Intérêts d'emprunt
Cette mesure permet à une personne physique qui s'endette pour acquérir les titres d'une société existante de bénéficier d'une réduction d'impôt au titre des intérêts d'emprunt versés.
Cette réduction d'impôt ne doit pas être confondue avec la déduction des intérêts d'emprunt pour souscription au capital de sociétés nouvelles. Cette mesure consiste, en effet, en une déduction du montant du revenu imposable des intérêts d'emprunt, dans la limite d'un plafond, pour l'emprunteur qui s'endette pour acquérir les parts d'une société nouvelle.
Bénéficiaires
Toute personne physique ayant contracté un emprunt pour reprendre tout ou partie du capital d'une société non cotée.

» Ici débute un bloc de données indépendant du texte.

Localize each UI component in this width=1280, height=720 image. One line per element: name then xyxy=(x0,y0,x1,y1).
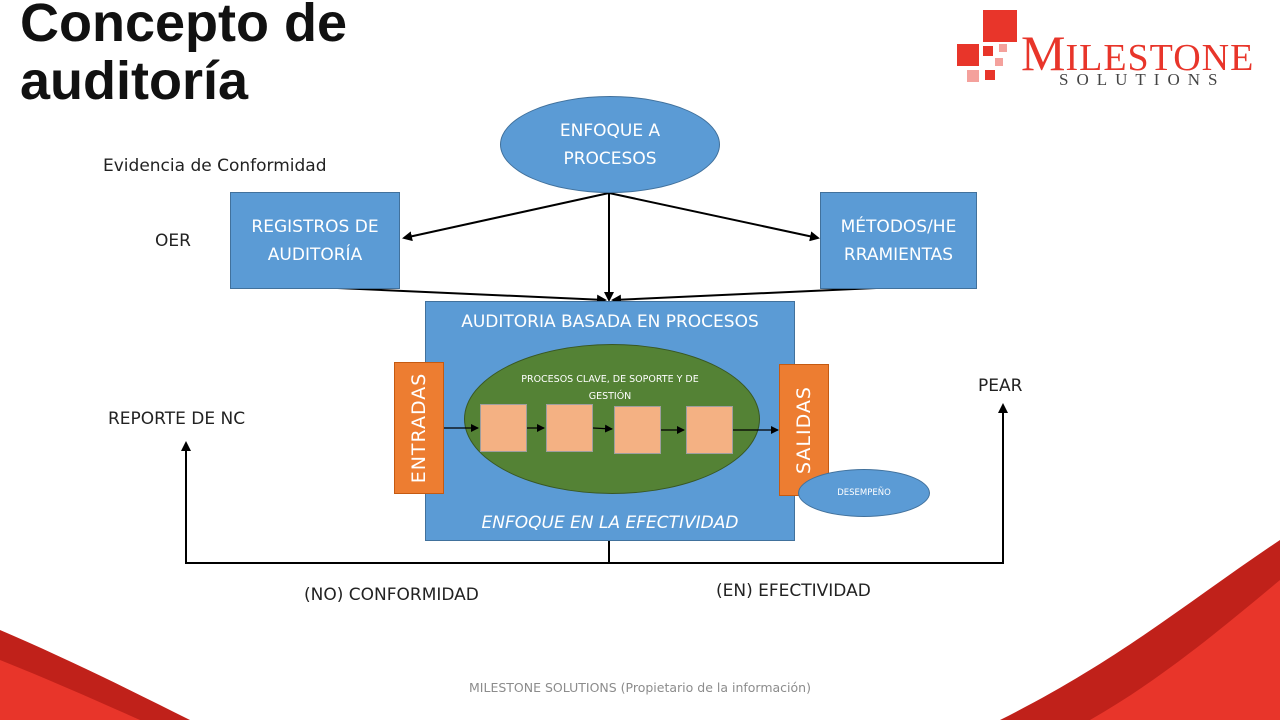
slide-title: Concepto de auditoría xyxy=(20,0,347,110)
entradas-bar: ENTRADAS xyxy=(394,362,444,494)
company-logo: MILESTONE SOLUTIONS xyxy=(955,8,1265,89)
no-conformidad-label: (NO) CONFORMIDAD xyxy=(304,585,479,605)
arrow-to-metodos xyxy=(608,192,820,242)
entradas-label: ENTRADAS xyxy=(408,372,430,484)
arrow-to-registros xyxy=(402,192,610,242)
metodos-box: MÉTODOS/HE RRAMIENTAS xyxy=(820,192,977,289)
procesos-clave-label: PROCESOS CLAVE, DE SOPORTE Y DE GESTIÓN xyxy=(521,374,699,402)
logo-name-initial: M xyxy=(1021,25,1066,81)
arrow-to-pear xyxy=(609,403,1008,564)
salidas-label: SALIDAS xyxy=(793,386,815,474)
logo-mark-icon xyxy=(957,10,1017,82)
desempeno-label: DESEMPEÑO xyxy=(837,488,891,498)
enfoque-procesos-node: ENFOQUE A PROCESOS xyxy=(500,96,720,193)
en-efectividad-label: (EN) EFECTIVIDAD xyxy=(716,581,871,601)
process-step-4 xyxy=(686,406,733,454)
slide-footer: MILESTONE SOLUTIONS (Propietario de la i… xyxy=(469,680,811,695)
reporte-nc-label: REPORTE DE NC xyxy=(108,409,246,429)
slide-title-line-1: Concepto de xyxy=(20,0,348,53)
enfoque-procesos-label: ENFOQUE A PROCESOS xyxy=(559,120,661,169)
evidencia-label: Evidencia de Conformidad xyxy=(103,156,327,176)
arrow-to-reporte-nc xyxy=(181,441,610,564)
metodos-label: MÉTODOS/HE RRAMIENTAS xyxy=(840,216,957,265)
process-step-3 xyxy=(614,406,661,454)
process-step-1 xyxy=(480,404,527,452)
oer-label: OER xyxy=(155,231,191,251)
pear-label: PEAR xyxy=(978,376,1023,396)
logo-tagline: SOLUTIONS xyxy=(1059,70,1226,89)
arrow-registros-to-auditoria xyxy=(314,286,607,305)
logo-name-rest: ILESTONE xyxy=(1065,37,1255,79)
desempeno-node: DESEMPEÑO xyxy=(798,469,930,517)
auditoria-title: AUDITORIA BASADA EN PROCESOS xyxy=(461,312,759,332)
registros-box: REGISTROS DE AUDITORÍA xyxy=(230,192,400,289)
slide-title-line-2: auditoría xyxy=(20,51,249,111)
arrow-metodos-to-auditoria xyxy=(611,286,899,305)
enfoque-efectividad-label: ENFOQUE EN LA EFECTIVIDAD xyxy=(481,513,739,533)
process-step-2 xyxy=(546,404,593,452)
registros-label: REGISTROS DE AUDITORÍA xyxy=(251,216,379,265)
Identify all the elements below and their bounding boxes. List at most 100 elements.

Les personnes morales sont donc exclues.
Conditions
Conditions relatives à la société reprise
Il soit s'agir d'une société :
non cotée sur un marché réglementé français ou étranger,
ayant son siège social en France ou dans un état membre de la Communauté européenne,
assujettie à l'impôt sur les sociétés dans les conditions de droit commun,
dont le chiffre d'affaires hors taxes est inférieur ou égal à 40 M€ ou dont le total du bilan n'excède pas 27 M€ au cours de l'exercice précédent l'acquisition.
Aucune condition tenant à la nature de l'activité exercée par la société reprise n'est exigée par le texte.

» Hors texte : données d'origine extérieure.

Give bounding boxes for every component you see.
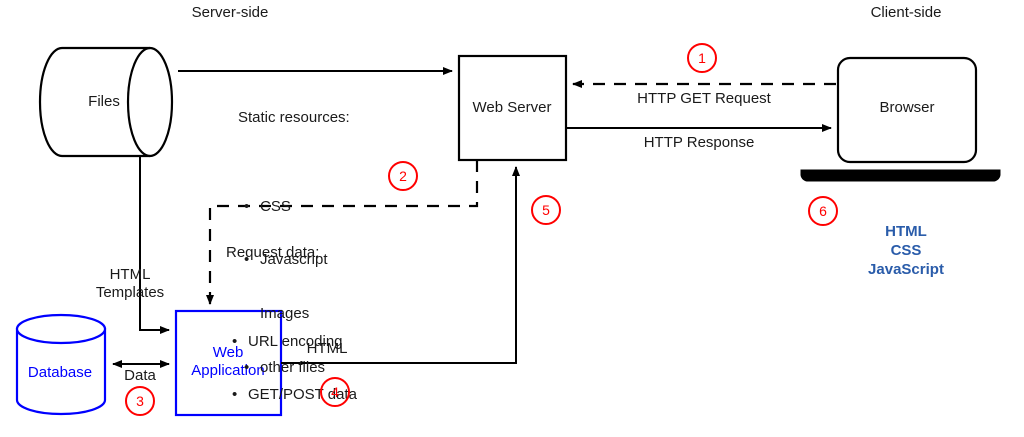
static-resources-item: other files: [238, 359, 350, 378]
browser-box: [836, 56, 978, 164]
edge-files-to-webapplication: [139, 156, 170, 334]
step-marker-1: 1: [687, 43, 717, 73]
edge-label-html-templates-line1: HTML: [109, 266, 151, 283]
client-tech-html: HTML: [885, 223, 927, 240]
static-resources-item: CSS: [238, 198, 350, 217]
database-cylinder: [15, 313, 107, 416]
static-resources-list: CSS Javascript Images other files: [238, 162, 350, 412]
edge-label-html-templates-line2: Templates: [95, 284, 165, 301]
step-marker-2: 2: [388, 161, 418, 191]
request-data-list: URL encoding GET/POST data Cookies: [226, 297, 357, 437]
client-tech-css: CSS: [890, 242, 922, 259]
step-marker-4: 4: [320, 377, 350, 407]
edge-label-http-get-request: HTTP GET Request: [637, 90, 771, 107]
step-marker-3: 3: [125, 386, 155, 416]
section-header-client-side: Client-side: [870, 4, 942, 21]
request-data-item: URL encoding: [226, 333, 357, 352]
static-resources-item: Javascript: [238, 251, 350, 270]
step-marker-6: 6: [808, 196, 838, 226]
node-label-files: Files: [88, 93, 120, 110]
edge-label-http-response: HTTP Response: [643, 134, 755, 151]
node-label-database: Database: [27, 364, 93, 381]
files-cylinder: [38, 46, 174, 158]
web-server-box: [457, 54, 568, 162]
request-data-title: Request data:: [226, 244, 320, 262]
edge-label-data: Data: [124, 367, 156, 384]
step-marker-5: 5: [531, 195, 561, 225]
static-resources-title: Static resources:: [238, 109, 350, 127]
node-label-web-server: Web Server: [472, 99, 552, 116]
client-tech-javascript: JavaScript: [868, 261, 944, 278]
edge-label-html: HTML: [306, 340, 348, 357]
edge-webapplication-to-webserver-html: [281, 166, 520, 364]
static-resources-block: Static resources: CSS Javascript Images …: [238, 74, 350, 437]
node-label-browser: Browser: [879, 99, 935, 116]
laptop-base: [800, 169, 1001, 182]
section-header-server-side: Server-side: [191, 4, 269, 21]
static-resources-item: Images: [260, 305, 310, 323]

Conditions relatives à l'emprunteur
Il doit :
être fiscalement domicilié en France,
souscrire l'emprunt à titre personnel,
détenir au moins 50 % des droits de vote après le rachat des titres,
exercer les fonctions suivantes : gérant de la SARL, président ou directeur général d'une SA, associé en nom d'une SNC… et être rémunéré pour ses fonctions. Cette rémunération doit représenter plus de 50 % de ses revenus professionnels imposables,
prendre l'engagement de conserver les titres pendant 5 ans (jusqu'au 31 décembre de la 5ème année suivant l'acquisition des titres).
Modalités
La réduction d'impôt est égale est égale à 25 % du montant des intérêts payés au cours de l'année d'imposition au titre de l'emprunt contracté pour reprendre la société.
Les intérêts annuels ouvrant droit à la réduction sont limités à :
- 10 000 euros pour les contribuables célibataires,
- 20 000 euros pour les contribuables mariés ou pacsés soumis à imposition commune.

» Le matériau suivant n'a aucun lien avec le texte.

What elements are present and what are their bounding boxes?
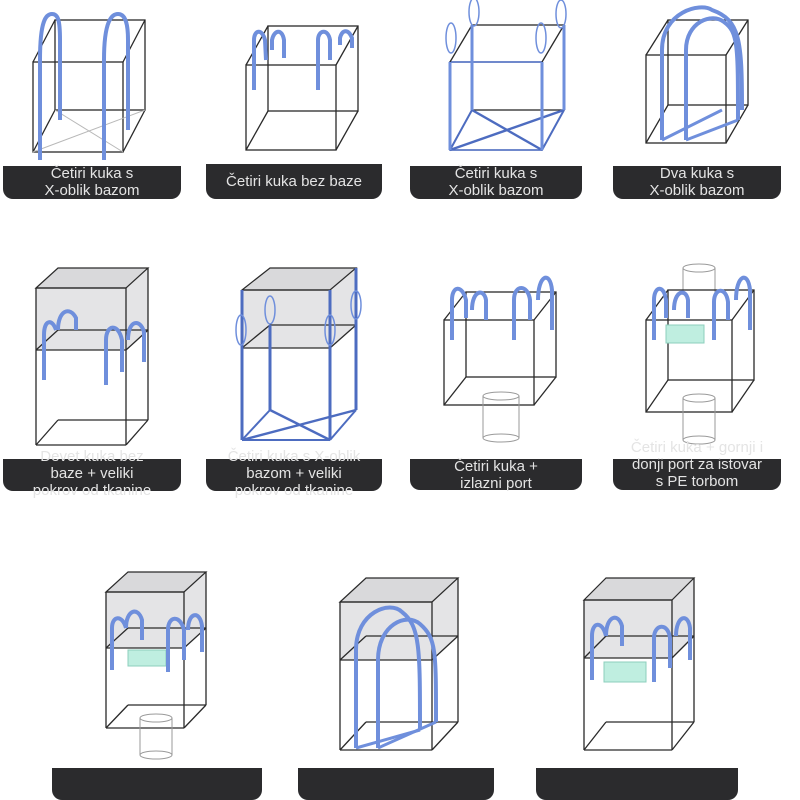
bag-7-caption-text: Četiri kuka + izlazni port bbox=[454, 457, 538, 492]
bulk-bag-icon bbox=[104, 571, 208, 760]
bag-2-caption-text: Četiri kuka bez baze bbox=[226, 173, 362, 190]
bag-7-caption: Četiri kuka + izlazni port bbox=[410, 457, 582, 492]
bulk-bag-icon bbox=[32, 11, 146, 160]
bulk-bag-icon bbox=[582, 577, 696, 751]
bag-5-caption: Devet kuka bez baze + veliki pokrov od t… bbox=[3, 448, 181, 499]
bag-11-caption bbox=[536, 768, 738, 800]
bulk-bag-icon bbox=[445, 0, 567, 152]
bag-10-caption bbox=[298, 768, 494, 800]
bulk-bag-icon bbox=[645, 263, 755, 445]
bag-6-caption: Četiri kuka s X-oblik bazom + veliki pok… bbox=[206, 448, 382, 499]
bag-3-caption: Četiri kuka s X-oblik bazom bbox=[410, 164, 582, 199]
bag-3-caption-text: Četiri kuka s X-oblik bazom bbox=[448, 164, 544, 199]
bag-5-caption-text: Devet kuka bez baze + veliki pokrov od t… bbox=[32, 447, 152, 499]
bag-2-caption: Četiri kuka bez baze bbox=[206, 164, 382, 199]
bag-8-caption-text: Četiri kuka + gornji i donji port za ist… bbox=[630, 439, 764, 490]
bulk-bag-icon bbox=[645, 5, 749, 144]
bag-6-caption-text: Četiri kuka s X-oblik bazom + veliki pok… bbox=[227, 447, 361, 499]
bag-9-caption bbox=[52, 768, 262, 800]
bulk-bag-icon bbox=[443, 275, 557, 443]
bulk-bag-icon bbox=[235, 267, 362, 442]
bag-1-caption: Četiri kuka s X-oblik bazom bbox=[3, 164, 181, 199]
bag-8-caption: Četiri kuka + gornji i donji port za ist… bbox=[613, 439, 781, 490]
bulk-bag-icon bbox=[245, 25, 359, 151]
bag-4-caption: Dva kuka s X-oblik bazom bbox=[613, 164, 781, 199]
bulk-bag-icon bbox=[338, 577, 460, 751]
bag-4-caption-text: Dva kuka s X-oblik bazom bbox=[649, 164, 745, 199]
bulk-bag-icon bbox=[34, 267, 150, 446]
bag-1-caption-text: Četiri kuka s X-oblik bazom bbox=[44, 164, 140, 199]
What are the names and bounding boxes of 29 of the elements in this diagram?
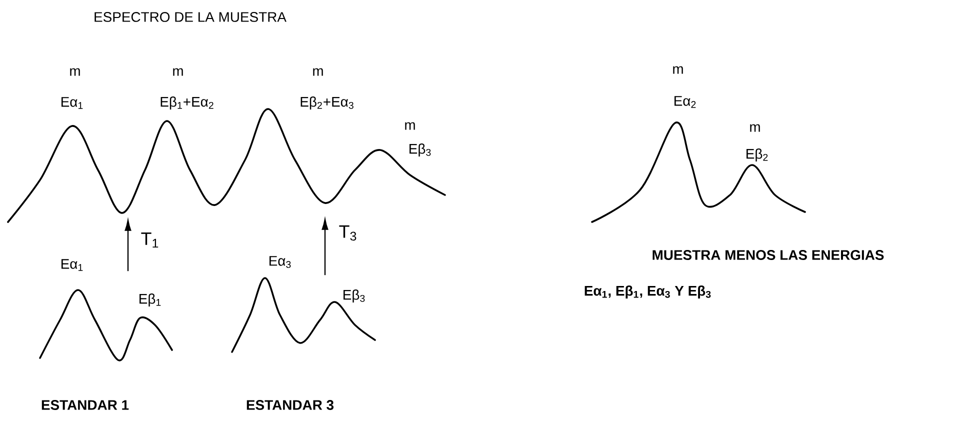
arrow xyxy=(124,220,132,272)
peak-label: Eβ$_{2}$+Eα$_{3}$ xyxy=(300,96,354,110)
peak-label: Eβ$_{3}$ xyxy=(410,144,431,156)
peak-label: Eβ$_{1}$ xyxy=(140,294,161,306)
title: ESPECTRO DE LA MUESTRA xyxy=(94,12,286,22)
peak-label: m xyxy=(70,68,80,76)
peak-label: m xyxy=(405,122,415,130)
peak-label: Eβ$_{2}$ xyxy=(746,148,768,162)
edge-label: T$_{1}$ xyxy=(140,231,160,249)
node-label: Eα$_{1}$, Eβ$_{1}$, Eα$_{3}$ Y Eβ$_{3}$ xyxy=(584,286,711,298)
spectrum-drawing xyxy=(591,122,806,223)
peak-label: m xyxy=(173,68,183,76)
peak-label: m xyxy=(750,124,760,132)
edge-label: T$_{3}$ xyxy=(338,224,358,242)
node-label: ESTANDAR 1 xyxy=(42,400,129,410)
peak-label: Eβ$_{3}$ xyxy=(344,290,365,302)
peak-label: Eα$_{1}$ xyxy=(62,259,83,271)
spectrum-drawing xyxy=(231,277,376,353)
node-label: ESTANDAR 3 xyxy=(246,400,334,410)
peak-label: Eα$_{2}$ xyxy=(674,96,696,108)
peak-label: Eα$_{1}$ xyxy=(62,97,83,109)
peak-label: m xyxy=(673,66,683,74)
peak-label: Eβ$_{1}$+Eα$_{2}$ xyxy=(160,96,214,110)
spectrum-drawing xyxy=(39,289,173,362)
spectrum-drawing xyxy=(7,108,446,223)
peak-label: Eα$_{3}$ xyxy=(270,256,291,268)
arrow xyxy=(322,218,328,276)
peak-label: m xyxy=(313,68,323,76)
node-label: MUESTRA MENOS LAS ENERGIAS xyxy=(652,250,884,260)
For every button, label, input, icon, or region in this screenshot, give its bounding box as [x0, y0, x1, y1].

Ainsi, le montant maximal de la réduction est de 2 500 à 5 000 euros par an.
La réduction d'impôt n'est pas limitée dans le temps. La personne peut en bénéficier aussi longtemps qu'elle supporte la charge des intérêts d'emprunt. Toutefois, une perte du droit à réduction est possible à l'échéance du délai de 5 ans en cas de cession des titres ou de non respect des conditions d'octroi de la réduction d'impôt.
Reprise de la réduction d'impôt
La réduction d'impôt fait l'objet d'une reprise, lorsque les conditions pour en bénéficier ne sont plus réunies, c'est-à-dire si entre l'acquisition et le 31 décembre de la 5ème année suivante, l'acquéreur ou la société reprise ne respecte pas :
l'engagement de conserver les titres de la société reprise,
la condition tenant à la possession par l'acquéreur de la majorité des droits de vote attachés aux titres de la société reprise,
les conditions relatives à l'exercice par l'acquéreur de certaines fonctions dans la société reprise,
la condition tenant au lieu du siège de la société reprise et à son imposition à l'impôt sur les sociétés dans les conditions de droit commun.
La reprise est effectuée au titre de l'année au cours de laquelle le manquement est constaté.
Cumul
Les titres, dont l'acquisition ouvre droit à la réduction d'impôt, ne peuvent figurer ni dans un plan d'épargne en actions (PEA), ni dans un plan d'épargne entreprise, ni dans un plan partenarial d'épargne salarial volontaire.
En revanche, rien ne semble empêcher le cumul de la réduction d'impôt pour reprise d'une société financée par un prêt avec la réduction d'impôt pour souscription au capital de sociétés non cotées.